Its hard to see a lot of risk in SKX.  They have enlarged their owner’s equity on average 21% over the past 4 years.  Based on this average rate of increase, we can project that owner’s equity, (including their conservative handling of good will), to grow to approximately 1.14 bln. within twelve months, or about $24 per share.  If the company continued to trade at the same discount by that time, we estimate the share price at $23.30, an increase of some 21% over the October 28th price. 

However, the market being what it is, we feel that the reaction to the inventory glut is overdone and sentiment should improve barring any other major negative events.  It was only four and half months earlier that the exact same company traded at $43.85 a share or 220% of its book value, despite the fact, the company had yet to present such excellent numbers as it did in its third quarter.   We do not think this issue should trade at four times book value as its larger rival NKE, but we do think that an estimate of say two times book value is both a fair and conservative estimate of what this company might be worth.  After all, we believe both companies have understated their true value.

However, If SKX were to return to even 1.5 times it equity value at the end of twelve months, the stock would be selling for about $36, an increase of some 87% over the October 28th, 2010 price.
 
NKE has enlarged owner’s equity on average about 12% per annum over the last four years with just over 1% additional being returned to owners in the form of dividend payments.  Assuming consistent performance and it’s related optimism about the value of the shares, the issue should sell for about $91 per share based on enlarged equity of 10.88 bln and the premium the market was willing to assign to the shares on October 28th, 2010.  We believe the buyer of this security would then have a reasonable prospect of a return on his investment of some 13% at the end of one year.

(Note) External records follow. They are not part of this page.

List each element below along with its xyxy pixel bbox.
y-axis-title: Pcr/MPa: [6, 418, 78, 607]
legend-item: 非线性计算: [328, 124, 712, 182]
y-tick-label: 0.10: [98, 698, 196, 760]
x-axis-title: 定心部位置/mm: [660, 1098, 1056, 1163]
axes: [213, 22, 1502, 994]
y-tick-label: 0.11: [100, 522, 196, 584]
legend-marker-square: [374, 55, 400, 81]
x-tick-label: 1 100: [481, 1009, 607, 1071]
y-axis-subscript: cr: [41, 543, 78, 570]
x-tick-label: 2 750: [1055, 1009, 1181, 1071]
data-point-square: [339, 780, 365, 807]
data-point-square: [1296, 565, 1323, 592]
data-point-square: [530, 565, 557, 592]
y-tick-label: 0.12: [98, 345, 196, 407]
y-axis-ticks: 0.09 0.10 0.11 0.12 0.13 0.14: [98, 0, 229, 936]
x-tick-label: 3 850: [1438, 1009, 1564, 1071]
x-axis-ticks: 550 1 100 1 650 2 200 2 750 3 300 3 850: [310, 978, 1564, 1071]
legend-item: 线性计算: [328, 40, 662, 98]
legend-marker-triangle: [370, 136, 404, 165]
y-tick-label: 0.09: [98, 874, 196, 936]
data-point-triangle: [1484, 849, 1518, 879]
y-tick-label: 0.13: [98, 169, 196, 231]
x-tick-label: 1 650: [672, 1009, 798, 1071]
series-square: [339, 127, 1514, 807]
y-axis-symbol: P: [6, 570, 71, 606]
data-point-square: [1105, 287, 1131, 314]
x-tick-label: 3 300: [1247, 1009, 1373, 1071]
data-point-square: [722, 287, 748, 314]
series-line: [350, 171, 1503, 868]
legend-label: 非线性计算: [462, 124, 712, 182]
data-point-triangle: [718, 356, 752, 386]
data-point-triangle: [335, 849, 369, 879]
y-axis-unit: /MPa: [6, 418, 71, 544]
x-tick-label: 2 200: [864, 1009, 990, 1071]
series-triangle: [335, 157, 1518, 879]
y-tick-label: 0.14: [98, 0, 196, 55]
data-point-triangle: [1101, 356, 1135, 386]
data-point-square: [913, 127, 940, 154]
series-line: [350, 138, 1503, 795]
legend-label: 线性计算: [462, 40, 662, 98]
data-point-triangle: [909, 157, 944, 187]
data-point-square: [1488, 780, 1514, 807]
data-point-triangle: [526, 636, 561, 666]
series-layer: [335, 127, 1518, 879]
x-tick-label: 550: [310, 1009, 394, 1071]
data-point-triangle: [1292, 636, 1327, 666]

That having been said, we think NKE is somewhat vulnerable to a change in sentiment should any “bump in the road” occur – a scenario which becomes more likely with each year of successful growth.
 
**The above is not an endorsement to either buy or sell an interest in either security, but is intended rather, as a review of the quantitative factors of the concerns.  The approach is “value” oriented and intended for readers with intermediate to advanced experience with securities analysis.  Qualitative factors are undoubtedly important in any consideration of value, but are beyond the scope of this article, that having been said, the financial statements of a company is one of the best ways of measuring quality within the organization.